Wasn’t he concerned that former American military officers training Ukrainians could be a proximate cause for a war between NATO and Russia?
“We aren’t doing anything that NATO isn’t on a larger scale,” he said. “These volunteers are going to fight. They will do it without training, or they can do it with some training. But they’re going to do it.”
Faceman jumped in: “There will be children who die. There will be Russian soldiers who die. There will be Ukrainians who die. And the worst part of this, is that this is one man’s war.”
While the training continued, I was still trying to figure out if Ukraine’s “foreign legion” was actually being created as a military unit, or whether it was intended that the participation of foreigners be limited to the kind of volunteer civil-defense training that Hannibal was conducting.
One of Tawnia’s contacts told her that foreign fighters were indeed being allowed to enter Ukraine. A few days later, a picture of several foreigners in military kit “defending Kyiv” started circulating on social media. It appeared some foreigners were in fact taking up arms to defend Ukraine.

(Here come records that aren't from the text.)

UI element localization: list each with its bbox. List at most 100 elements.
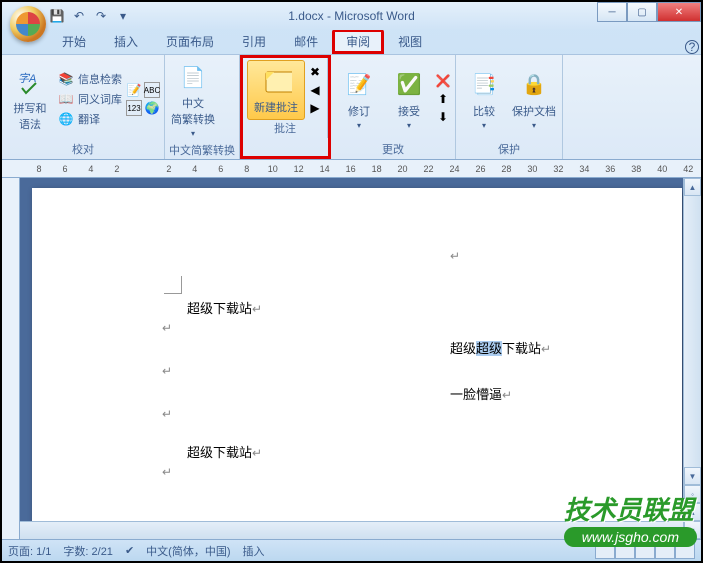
doc-text-5[interactable]: ↵ xyxy=(162,464,172,480)
status-insert-mode[interactable]: 插入 xyxy=(242,543,264,559)
paragraph-mark: ↵ xyxy=(162,465,172,479)
track-icon: 📝 xyxy=(343,69,375,101)
thesaurus-button[interactable]: 📖同义词库 xyxy=(56,90,124,108)
tab-5[interactable]: 审阅 xyxy=(332,29,384,54)
paragraph-mark: ↵ xyxy=(252,446,262,460)
doc-text-0[interactable]: 超级下载站↵ xyxy=(187,298,262,317)
highlight-box-comment: 新建批注 ✖ ◀ ▶ 批注 xyxy=(240,55,331,159)
status-words[interactable]: 字数: 2/21 xyxy=(63,543,113,559)
tab-1[interactable]: 插入 xyxy=(100,29,152,54)
group-chinese-convert: 📄 中文 简繁转换 ▾ 中文简繁转换 xyxy=(165,55,240,159)
group-label-convert: 中文简繁转换 xyxy=(169,142,235,158)
maximize-button[interactable]: ▢ xyxy=(627,2,657,22)
doc-text-7[interactable]: 超级超级下载站↵ xyxy=(450,338,551,357)
new-comment-button[interactable]: 新建批注 xyxy=(247,60,305,120)
doc-text-1[interactable]: ↵ xyxy=(162,320,172,336)
tab-6[interactable]: 视图 xyxy=(384,29,436,54)
chevron-down-icon: ▾ xyxy=(407,121,411,130)
tab-4[interactable]: 邮件 xyxy=(280,29,332,54)
status-proof-icon[interactable]: ✔ xyxy=(125,544,134,557)
next-comment-icon[interactable]: ▶ xyxy=(307,100,323,116)
tab-0[interactable]: 开始 xyxy=(48,29,100,54)
group-protect: 📑 比较 ▾ 🔒 保护文档 ▾ 保护 xyxy=(456,55,563,159)
minimize-button[interactable]: ─ xyxy=(597,2,627,22)
document-page[interactable]: 超级下载站↵↵↵↵超级下载站↵↵↵超级超级下载站↵一脸懵逼↵ xyxy=(32,188,682,539)
chinese-convert-button[interactable]: 📄 中文 简繁转换 ▾ xyxy=(169,57,217,142)
doc-text-6[interactable]: ↵ xyxy=(450,248,460,264)
vertical-scrollbar[interactable]: ▲ ▼ ◦ ▴ ▾ xyxy=(683,178,701,539)
new-comment-icon xyxy=(260,65,292,97)
tab-2[interactable]: 页面布局 xyxy=(152,29,228,54)
horizontal-ruler[interactable]: 8642246810121416182022242628303234363840… xyxy=(2,160,701,178)
group-label-comments: 批注 xyxy=(247,120,323,136)
group-label-proofing: 校对 xyxy=(6,141,160,157)
research-button[interactable]: 📚信息检索 xyxy=(56,70,124,88)
chevron-down-icon: ▾ xyxy=(357,121,361,130)
compare-button[interactable]: 📑 比较 ▾ xyxy=(460,65,508,134)
doc-text-2[interactable]: ↵ xyxy=(162,363,172,379)
group-label-changes: 更改 xyxy=(335,141,451,157)
ribbon-tabs: 开始插入页面布局引用邮件审阅视图? xyxy=(2,30,701,54)
help-icon[interactable]: ? xyxy=(685,40,699,54)
qat-dropdown-icon[interactable]: ▾ xyxy=(114,7,132,25)
track-changes-button[interactable]: 📝 修订 ▾ xyxy=(335,65,383,134)
undo-icon[interactable]: ↶ xyxy=(70,7,88,25)
cursor-position-mark xyxy=(164,276,182,294)
office-button[interactable] xyxy=(10,6,46,42)
ribbon: 字A 拼写和 语法 📚信息检索 📖同义词库 🌐翻译 📝 123 ABC 🌍 校 xyxy=(2,54,701,160)
status-page[interactable]: 页面: 1/1 xyxy=(8,543,51,559)
prev-comment-icon[interactable]: ◀ xyxy=(307,82,323,98)
translate-button[interactable]: 🌐翻译 xyxy=(56,110,124,128)
vertical-ruler[interactable] xyxy=(2,178,20,539)
titlebar: 💾 ↶ ↷ ▾ 1.docx - Microsoft Word ─ ▢ ✕ xyxy=(2,2,701,30)
close-button[interactable]: ✕ xyxy=(657,2,701,22)
quick-access-toolbar: 💾 ↶ ↷ ▾ xyxy=(48,7,132,25)
word-count-icon[interactable]: 123 xyxy=(126,100,142,116)
document-area: 超级下载站↵↵↵↵超级下载站↵↵↵超级超级下载站↵一脸懵逼↵ ▲ ▼ ◦ ▴ ▾ xyxy=(2,178,701,539)
watermark-text: 技术员联盟 xyxy=(564,490,697,527)
compare-icon: 📑 xyxy=(468,69,500,101)
next-change-icon[interactable]: ⬇ xyxy=(435,109,451,125)
abc-check-icon: 字A xyxy=(14,66,46,98)
group-changes: 📝 修订 ▾ ✅ 接受 ▾ ❌ ⬆ ⬇ 更改 xyxy=(331,55,456,159)
paragraph-mark: ↵ xyxy=(252,302,262,316)
group-comments: 新建批注 ✖ ◀ ▶ 批注 xyxy=(243,58,328,138)
spelling-grammar-button[interactable]: 字A 拼写和 语法 xyxy=(6,62,54,136)
scroll-down-button[interactable]: ▼ xyxy=(684,467,701,485)
protect-icon: 🔒 xyxy=(518,69,550,101)
extra-icon-3[interactable]: ABC xyxy=(144,82,160,98)
reject-icon[interactable]: ❌ xyxy=(435,73,451,89)
paragraph-mark: ↵ xyxy=(502,388,512,402)
accept-icon: ✅ xyxy=(393,69,425,101)
delete-comment-icon[interactable]: ✖ xyxy=(307,64,323,80)
save-icon[interactable]: 💾 xyxy=(48,7,66,25)
window-title: 1.docx - Microsoft Word xyxy=(288,9,414,23)
redo-icon[interactable]: ↷ xyxy=(92,7,110,25)
doc-text-4[interactable]: 超级下载站↵ xyxy=(187,442,262,461)
paragraph-mark: ↵ xyxy=(541,342,551,356)
group-label-protect: 保护 xyxy=(460,141,558,157)
protect-document-button[interactable]: 🔒 保护文档 ▾ xyxy=(510,65,558,134)
chevron-down-icon: ▾ xyxy=(532,121,536,130)
set-language-icon[interactable]: 🌍 xyxy=(144,100,160,116)
chevron-down-icon: ▾ xyxy=(482,121,486,130)
chevron-down-icon: ▾ xyxy=(191,129,195,138)
doc-text-3[interactable]: ↵ xyxy=(162,406,172,422)
scroll-up-button[interactable]: ▲ xyxy=(684,178,701,196)
watermark: 技术员联盟 www.jsgho.com xyxy=(564,490,697,547)
extra-icon-1[interactable]: 📝 xyxy=(126,82,142,98)
convert-icon: 📄 xyxy=(177,61,209,93)
watermark-url: www.jsgho.com xyxy=(564,527,697,547)
doc-text-8[interactable]: 一脸懵逼↵ xyxy=(450,384,512,403)
status-language[interactable]: 中文(简体，中国) xyxy=(146,543,230,559)
paragraph-mark: ↵ xyxy=(162,407,172,421)
paragraph-mark: ↵ xyxy=(450,249,460,263)
book-search-icon: 📚 xyxy=(58,71,74,87)
paragraph-mark: ↵ xyxy=(162,364,172,378)
translate-icon: 🌐 xyxy=(58,111,74,127)
spelling-label: 拼写和 语法 xyxy=(14,100,47,132)
tab-3[interactable]: 引用 xyxy=(228,29,280,54)
group-proofing: 字A 拼写和 语法 📚信息检索 📖同义词库 🌐翻译 📝 123 ABC 🌍 校 xyxy=(2,55,165,159)
accept-button[interactable]: ✅ 接受 ▾ xyxy=(385,65,433,134)
prev-change-icon[interactable]: ⬆ xyxy=(435,91,451,107)
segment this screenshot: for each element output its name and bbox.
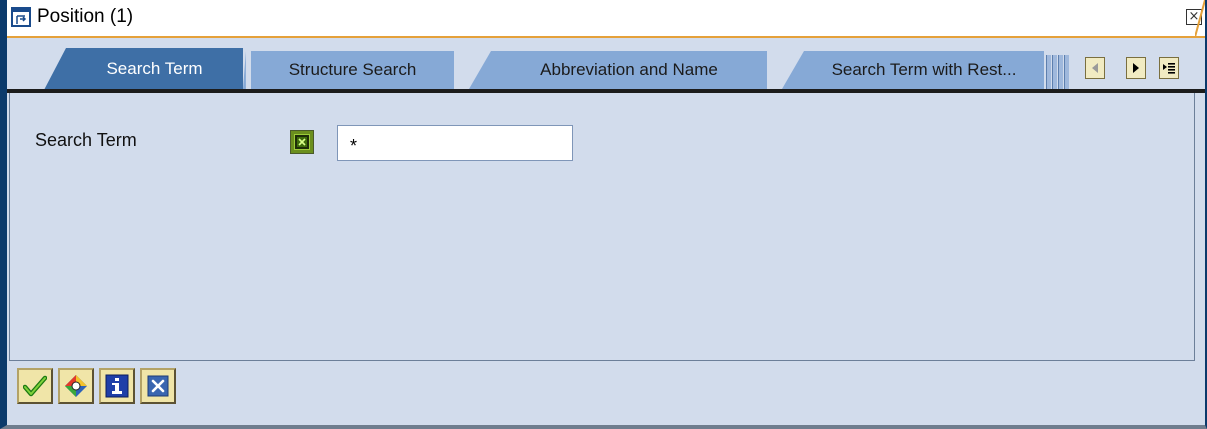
triangle-left-icon	[1092, 63, 1098, 73]
tab-structure-search[interactable]: Structure Search	[243, 51, 454, 89]
tab-abbreviation-and-name[interactable]: Abbreviation and Name	[469, 51, 767, 89]
tab-label: Abbreviation and Name	[540, 60, 718, 79]
tab-list-button[interactable]	[1159, 57, 1179, 79]
tab-label: Structure Search	[288, 60, 417, 79]
tab-scroll-right-button[interactable]	[1126, 57, 1146, 79]
tab-scroll-left-button[interactable]	[1085, 57, 1105, 79]
input-help-button[interactable]	[290, 130, 314, 154]
tab-label: Search Term with Rest...	[831, 60, 1017, 79]
tab-search-term-with-restrictions[interactable]: Search Term with Rest...	[782, 51, 1044, 89]
tab-stack-edge	[1052, 55, 1057, 89]
tab-search-term[interactable]: Search Term	[44, 48, 243, 90]
dialog-window: Position (1) × Search Term Structure Sea…	[0, 0, 1207, 429]
tab-slant-shape	[243, 51, 246, 89]
title-bar[interactable]: Position (1) ×	[7, 0, 1205, 38]
search-term-input[interactable]	[337, 125, 573, 161]
tab-content-panel	[9, 93, 1195, 361]
tab-slant-shape	[469, 51, 491, 89]
window-title: Position (1)	[37, 6, 134, 27]
triangle-right-icon	[1133, 63, 1139, 73]
continue-button[interactable]	[17, 368, 53, 404]
search-button[interactable]	[58, 368, 94, 404]
tab-slant-shape	[44, 48, 66, 90]
title-bar-corner-decoration	[1195, 0, 1205, 37]
info-icon	[105, 374, 129, 398]
tab-stack-edge	[1058, 55, 1063, 89]
tab-slant-shape	[782, 51, 804, 89]
cancel-button[interactable]	[140, 368, 176, 404]
info-button[interactable]	[99, 368, 135, 404]
tab-stack-edge	[1064, 55, 1069, 89]
diamond-search-icon	[65, 375, 87, 397]
tab-list-icon	[1163, 63, 1175, 74]
green-check-icon	[23, 375, 47, 397]
window-popup-icon	[11, 7, 31, 27]
x-icon	[147, 375, 169, 397]
tab-label: Search Term	[106, 59, 203, 78]
tab-stack-edge	[1046, 55, 1051, 89]
input-help-icon	[294, 134, 310, 150]
search-term-label: Search Term	[35, 130, 137, 150]
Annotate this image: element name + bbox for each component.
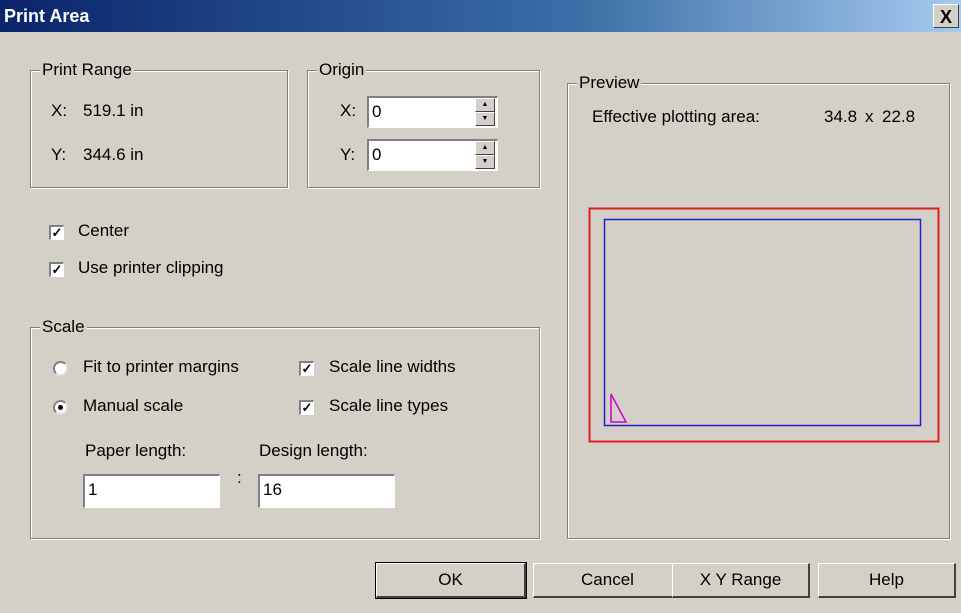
effective-area-height: 22.8 (882, 107, 916, 126)
fit-to-margins-radio[interactable] (53, 361, 68, 376)
print-range-x-label: X: (51, 101, 68, 120)
origin-y-label: Y: (340, 145, 356, 164)
spin-up-icon[interactable]: ▲ (475, 98, 495, 112)
manual-scale-label[interactable]: Manual scale (83, 396, 183, 416)
fit-to-margins-label[interactable]: Fit to printer margins (83, 357, 239, 377)
origin-marker-icon (610, 393, 628, 423)
length-separator: : (237, 468, 242, 487)
print-range-y-value: 344.6 in (83, 145, 144, 164)
print-range-x-value: 519.1 in (83, 101, 144, 120)
origin-x-spinner[interactable]: ▲ ▼ (475, 98, 495, 126)
center-label[interactable]: Center (78, 221, 129, 241)
design-length-input[interactable]: 16 (258, 474, 395, 508)
ok-button[interactable]: OK (375, 562, 527, 599)
radio-selected-dot (58, 405, 63, 410)
scale-line-types-checkbox[interactable]: ✓ (299, 400, 314, 415)
print-range-y-label: Y: (51, 145, 67, 164)
preview-canvas (588, 207, 940, 443)
paper-outline (588, 207, 940, 443)
paper-length-label: Paper length: (85, 441, 187, 460)
xy-range-button[interactable]: X Y Range (672, 563, 810, 598)
origin-legend: Origin (317, 60, 367, 80)
spin-down-icon[interactable]: ▼ (475, 112, 495, 126)
printer-clipping-label[interactable]: Use printer clipping (78, 258, 224, 278)
printer-clipping-checkbox[interactable]: ✓ (49, 262, 64, 277)
effective-area-label: Effective plotting area: (592, 107, 760, 126)
scale-line-widths-checkbox[interactable]: ✓ (299, 361, 314, 376)
origin-group: Origin X: 0 ▲ ▼ Y: 0 ▲ ▼ (307, 60, 540, 188)
spin-down-icon[interactable]: ▼ (475, 155, 495, 169)
effective-area-width: 34.8 (824, 107, 858, 126)
title-bar: Print Area X (0, 0, 961, 32)
scale-line-types-label[interactable]: Scale line types (329, 396, 448, 416)
center-checkbox[interactable]: ✓ (49, 225, 64, 240)
origin-y-spinner[interactable]: ▲ ▼ (475, 141, 495, 169)
window-title: Print Area (4, 6, 90, 26)
scale-line-widths-label[interactable]: Scale line widths (329, 357, 456, 377)
print-range-legend: Print Range (40, 60, 134, 80)
paper-length-input[interactable]: 1 (83, 474, 220, 508)
spin-up-icon[interactable]: ▲ (475, 141, 495, 155)
origin-x-label: X: (340, 101, 357, 120)
help-button[interactable]: Help (818, 563, 956, 598)
close-button[interactable]: X (933, 4, 959, 28)
scale-legend: Scale (40, 317, 87, 337)
plotting-area-outline (603, 218, 922, 427)
preview-legend: Preview (577, 73, 642, 93)
design-length-label: Design length: (259, 441, 368, 460)
print-range-group: Print Range X: 519.1 in Y: 344.6 in (30, 60, 288, 188)
scale-group: Scale Fit to printer margins Manual scal… (30, 317, 540, 539)
preview-group: Preview Effective plotting area: 34.8 x … (567, 73, 950, 539)
cancel-button[interactable]: Cancel (533, 563, 683, 598)
manual-scale-radio[interactable] (53, 400, 68, 415)
effective-area-by: x (865, 107, 874, 126)
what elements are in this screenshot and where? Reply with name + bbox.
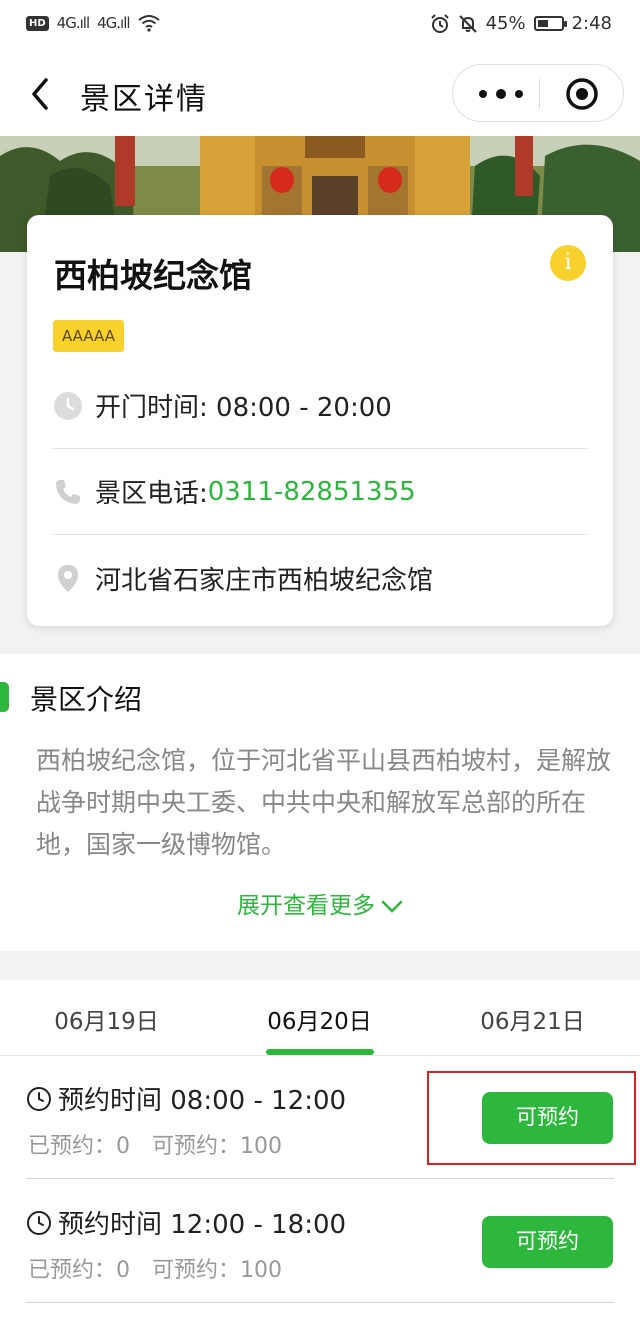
- tab-date-0620[interactable]: 06月20日: [213, 1002, 426, 1036]
- divider: [26, 1302, 614, 1303]
- booked-count: 已预约：0: [28, 1134, 130, 1159]
- time-slot-list: 预约时间 08:00 - 12:00 已预约：0 可预约：100 可预约 预约时间…: [0, 1056, 640, 1330]
- address: 河北省石家庄市西柏坡纪念馆: [95, 565, 434, 596]
- signal-icon: 4G.ıll: [56, 14, 90, 32]
- time-slot: 预约时间 08:00 - 12:00 已预约：0 可预约：100 可预约: [0, 1056, 640, 1180]
- slot-counts: 已预约：0 可预约：100: [28, 1252, 304, 1284]
- phone-number-link[interactable]: 0311-82851355: [208, 477, 416, 507]
- available-count: 可预约：100: [152, 1134, 282, 1159]
- alarm-icon: [430, 13, 449, 33]
- opening-hours: 开门时间: 08:00 - 20:00: [95, 393, 392, 423]
- tab-date-0619[interactable]: 06月19日: [0, 1002, 213, 1036]
- spot-name: 西柏坡纪念馆: [54, 256, 252, 295]
- more-dots-icon[interactable]: [471, 79, 531, 109]
- nav-bar: 景区详情: [0, 50, 640, 136]
- target-icon[interactable]: [565, 77, 599, 111]
- clock-outline-icon: [27, 1086, 51, 1111]
- mute-bell-icon: [458, 14, 477, 33]
- location-pin-icon: [58, 565, 78, 592]
- available-count: 可预约：100: [152, 1258, 282, 1283]
- slot-time-label: 预约时间 12:00 - 18:00: [58, 1210, 347, 1240]
- reserve-button[interactable]: 可预约: [482, 1216, 613, 1268]
- clock-outline-icon: [27, 1210, 51, 1235]
- hd-indicator: HD: [26, 15, 49, 31]
- signal-icon: 4G.ıll: [97, 14, 130, 32]
- intro-section: 景区介绍 西柏坡纪念馆，位于河北省平山县西柏坡村，是解放战争时期中央工委、中共中…: [0, 654, 640, 951]
- phone-row: 景区电话: 0311-82851355: [53, 449, 587, 535]
- clock-icon: [54, 391, 82, 420]
- wifi-icon: [137, 15, 160, 32]
- time-slot: 预约时间 12:00 - 18:00 已预约：0 可预约：100 可预约: [0, 1180, 640, 1304]
- rating-badge: AAAAA: [53, 320, 124, 352]
- intro-text: 西柏坡纪念馆，位于河北省平山县西柏坡村，是解放战争时期中央工委、中共中央和解放军…: [36, 746, 612, 859]
- divider: [26, 1178, 614, 1179]
- chevron-left-icon[interactable]: [24, 74, 60, 114]
- section-accent-bar: [0, 682, 9, 712]
- expand-more-label: 展开查看更多: [237, 893, 375, 919]
- info-icon[interactable]: i: [550, 245, 586, 281]
- spot-info-card: 西柏坡纪念馆 i AAAAA 开门时间: 08:00 - 20:00 景区电话:…: [27, 215, 613, 626]
- chevron-down-icon: [381, 900, 403, 913]
- page-title: 景区详情: [80, 82, 208, 117]
- intro-title: 景区介绍: [30, 683, 143, 716]
- tab-date-0621[interactable]: 06月21日: [426, 1002, 639, 1036]
- address-row: 河北省石家庄市西柏坡纪念馆: [53, 535, 587, 621]
- mini-program-capsule: [452, 64, 624, 122]
- battery-percent: 45%: [485, 13, 526, 34]
- phone-icon: [56, 479, 80, 504]
- phone-label: 景区电话:: [95, 479, 208, 509]
- clock: 2:48: [571, 13, 612, 34]
- date-tabs: 06月19日 06月20日 06月21日: [0, 980, 640, 1056]
- active-tab-indicator: [266, 1049, 374, 1055]
- booked-count: 已预约：0: [28, 1258, 130, 1283]
- slot-counts: 已预约：0 可预约：100: [28, 1128, 304, 1160]
- reserve-button[interactable]: 可预约: [482, 1092, 613, 1144]
- slot-time-label: 预约时间 08:00 - 12:00: [58, 1086, 347, 1116]
- opening-hours-row: 开门时间: 08:00 - 20:00: [53, 363, 587, 449]
- expand-more-button[interactable]: 展开查看更多: [0, 886, 640, 920]
- status-bar: HD 4G.ıll 4G.ıll 45% 2:48: [0, 0, 640, 50]
- capsule-divider: [539, 79, 540, 109]
- battery-icon: [533, 16, 567, 31]
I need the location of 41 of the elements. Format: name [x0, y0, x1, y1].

Hannibal told me a lot of military and “military-adjacent” people had been reaching out to him with complicated plans for getting involved.
“They’ll message me saying ‘Get in touch with this guy, and meet that guy, and get keys to this apartment, and set up transport for blah, blah, blah.…’ They’re back in the states. But we are here.”
The situation was too fluid, he said, for him to have a longer-term plan other than the immediate training program. But he was certain motivated people could get involved if they felt compelled to do so.
“That’s the truth of war. You take an incredible risk to show up to a place, they’re not gonna turn you away. If you want to participate in the war, you can,” Hannibal concluded. “That’s one of the ways you know this is a real war.”